What are the symptoms of seasonal affective disorder?
SAD symptoms are often similar to those of mild to moderate depression. They can include feeling irritable, stressed or anxious, withdrawing socially and being less active than usual.
Sufferers may have trouble getting off to sleep, or even sleep too much. Appetite may decrease or increase, sufferers may feel listless, they might also lack motivation and energy.
What else can we do to help ourselves?
Avoiding alcohol is important, as it’s a depressant. It can increase anxiety and lower mood, impact on sleep and reduce the effectiveness of antidepressant medication.
Keeping active is important. Walking outdoors is invigorating and helps the body release endorphins that reduce the perception of pain and boost mood. Exercise also increases oxytocin levels, helping to lift our mood, reduce anxiety and help people bond and empathise more.
Staying warm, having warm drinks and cooking healthy food containing lots of vegetables is important. The feeling of being safe and taken care of, even if it is self-care, increases oxytocin levels, and reduces anxiety and boosts the immune system.
Indulging in your hobbies is advised, as is staying in touch with people – subject to government Covid-19 restrictions. If you can’t see people on a socially-distanced basis then phone, or video call. It’s good for you and for them.
Do vitamin supplements help?
Research confirms we don’t get enough Vitamin D from the autumn months through to spring due to lack of the right kind of sunlight.
Vitamin D helps lift mood. With bad weather keeping us inside, we are likely to be vitamin D deficient.

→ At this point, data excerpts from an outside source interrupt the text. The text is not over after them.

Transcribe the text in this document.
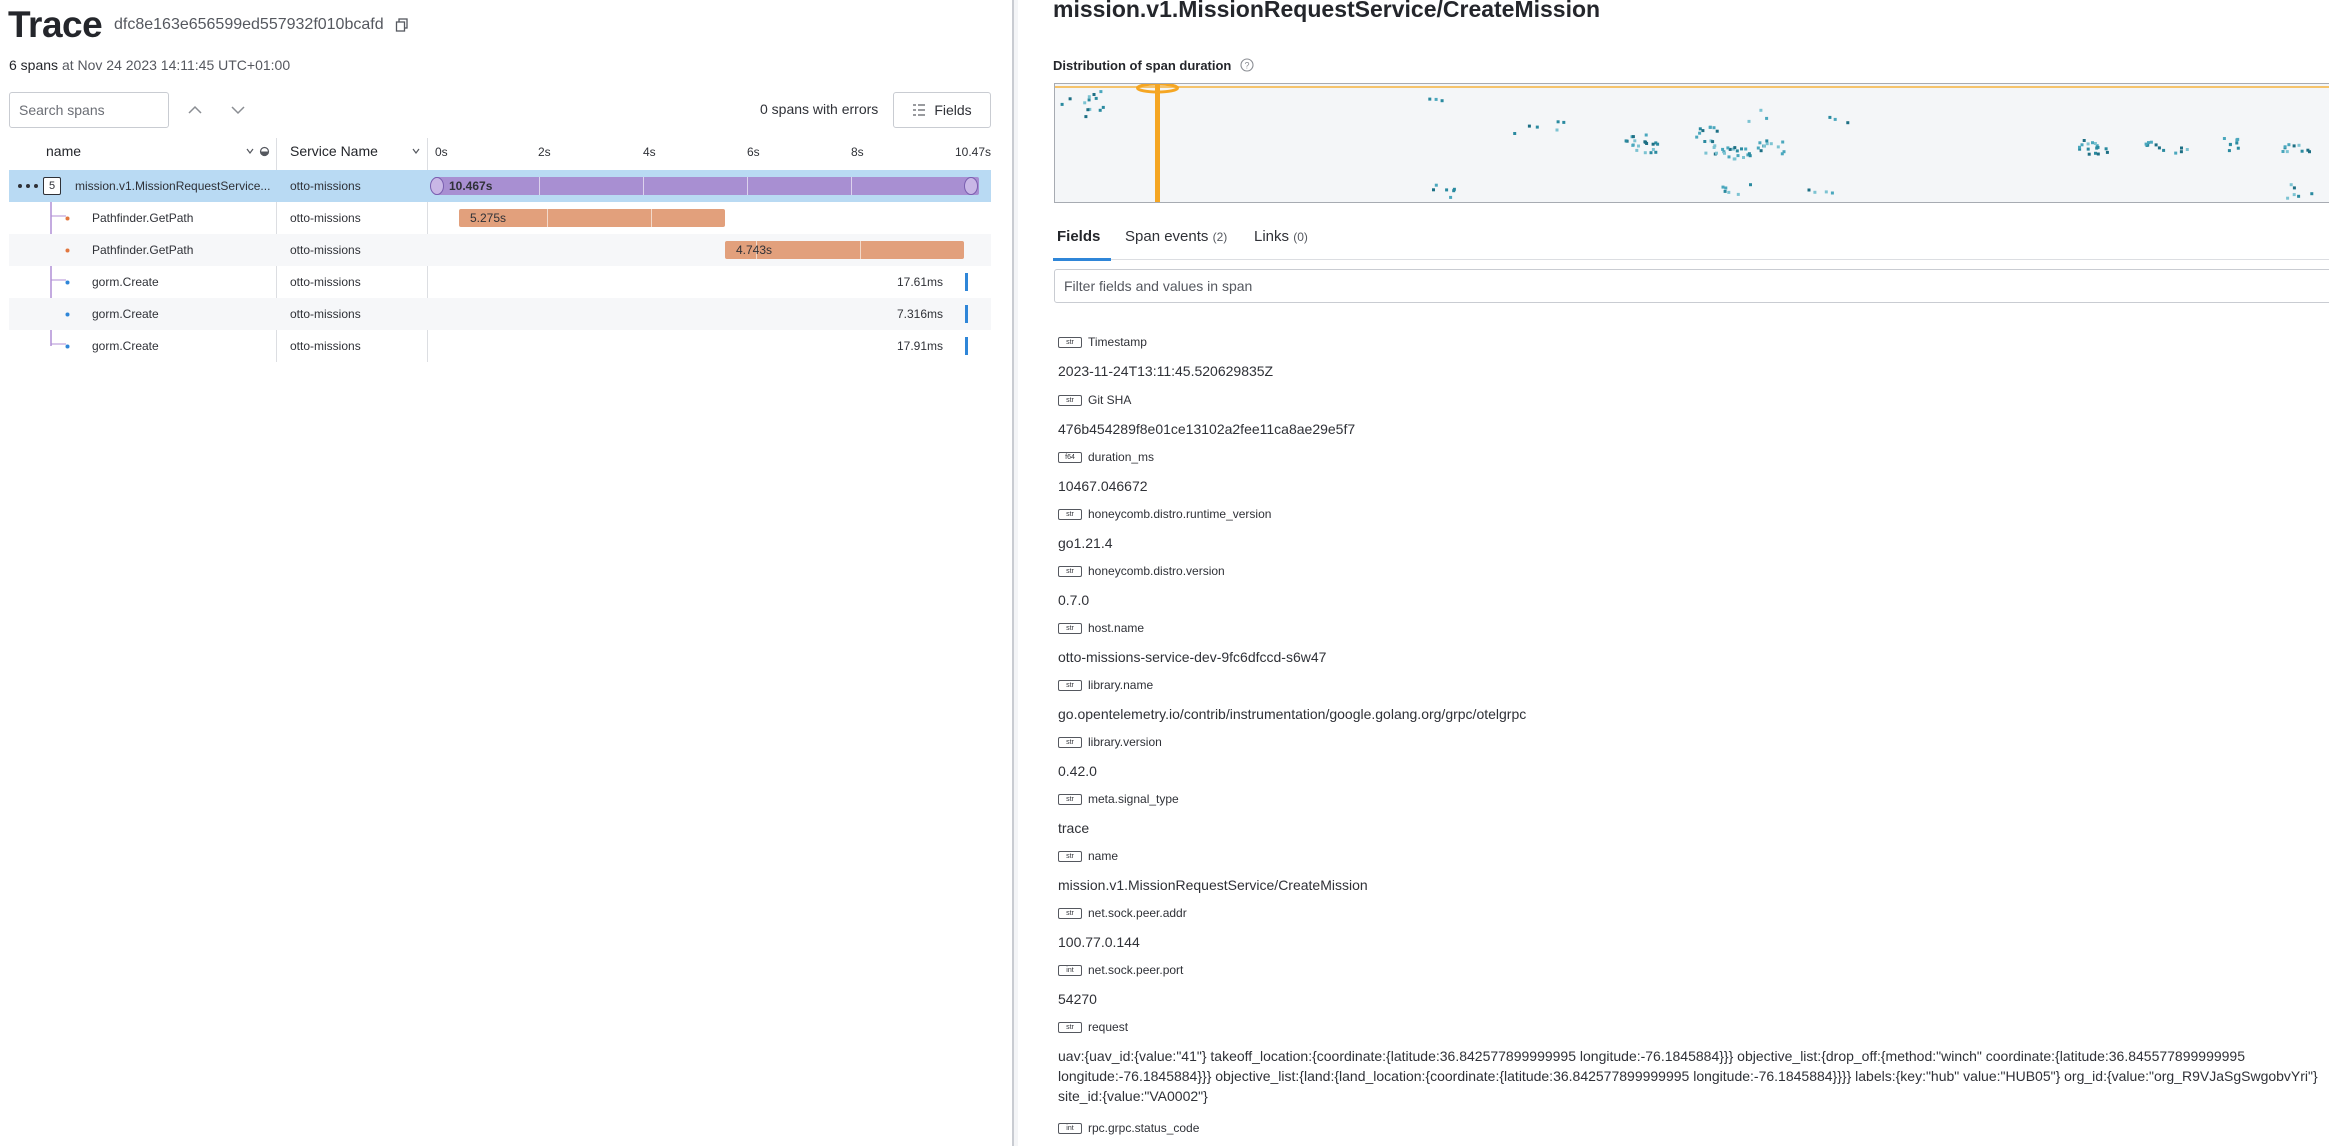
Trace dfc8e163e656599ed557932f010bcafd
6 spans at Nov 24 2023 14:11:45 UTC+01:00
Search spans
0 spans with errors	Fields
name	Service Name	0s	2s	4s	6s	8s	10.47s
5	mission.v1.MissionRequestService... otto-missions	10.467s
Pathfinder.GetPath	otto-missions	5.275s
Pathfinder.GetPath	otto-missions	4.743s
gorm.Create	otto-missions	17.61ms
gorm.Create	otto-missions	7.316ms
gorm.Create	otto-missions	17.91ms
mission.v1.MissionRequestService/CreateMission
Distribution of span duration ?
Fields Span events (2) Links (0)
Filter fields and values in span
str	Timestamp
2023-11-24T13:11:45.520629835Z
str	Git SHA
476b454289f8e01ce13102a2fee11ca8ae29e5f7
f64	duration_ms
10467.046672
str	honeycomb.distro.runtime_version
go1.21.4
str	honeycomb.distro.version
0.7.0
str	host.name
otto-missions-service-dev-9fc6dfccd-s6w47
str	library.name
go.opentelemetry.io/contrib/instrumentation/google.golang.org/grpc/otelgrpc
str	library.version
0.42.0
str	meta.signal_type
trace
str	name
mission.v1.MissionRequestService/CreateMission
str	net.sock.peer.addr
100.77.0.144
int	net.sock.peer.port
54270
str	request
uav:{uav_id:{value:"41"} takeoff_location:{coordinate:{latitude:36.842577899999995 longitude:-76.1845884}}} objective_list:{drop_off:{method:"winch" coordinate:{latitude:36.845577899999995 longitude:-76.1845884}}} objective_list:{land:{land_location:{coordinate:{latitude:36.842577899999995 longitude:-76.1845884}}}} labels:{key:"hub" value:"HUB05"} org_id:{value:"org_R9VJaSgSwgobvYri"} site_id:{value:"VA0002"}
int	rpc.grpc.status_code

So it is advisable to take a supplement during the winter months which can be bought in supermarkets or pharmacies. However, if you are prescribed regular medications you should check with your GP first.
What happens if all of the above fail and mood remains low or worsens?
Don’t wait. Arrange to see a GP and access professional help. The GP will ask about how you are and whether you can keep yourself safe, to help identify how severe your depression and anxiety is. The GP may offer antidepressant medication that helps to stabilise mood. It may take four to six weeks before improvements are felt. Evidence shows that the combination of medication along with talking therapies is most effective.
You will be able to access your local NHS IAPT (Improving Access to Psychological Therapies) service for structured psychological support as part of your treatment.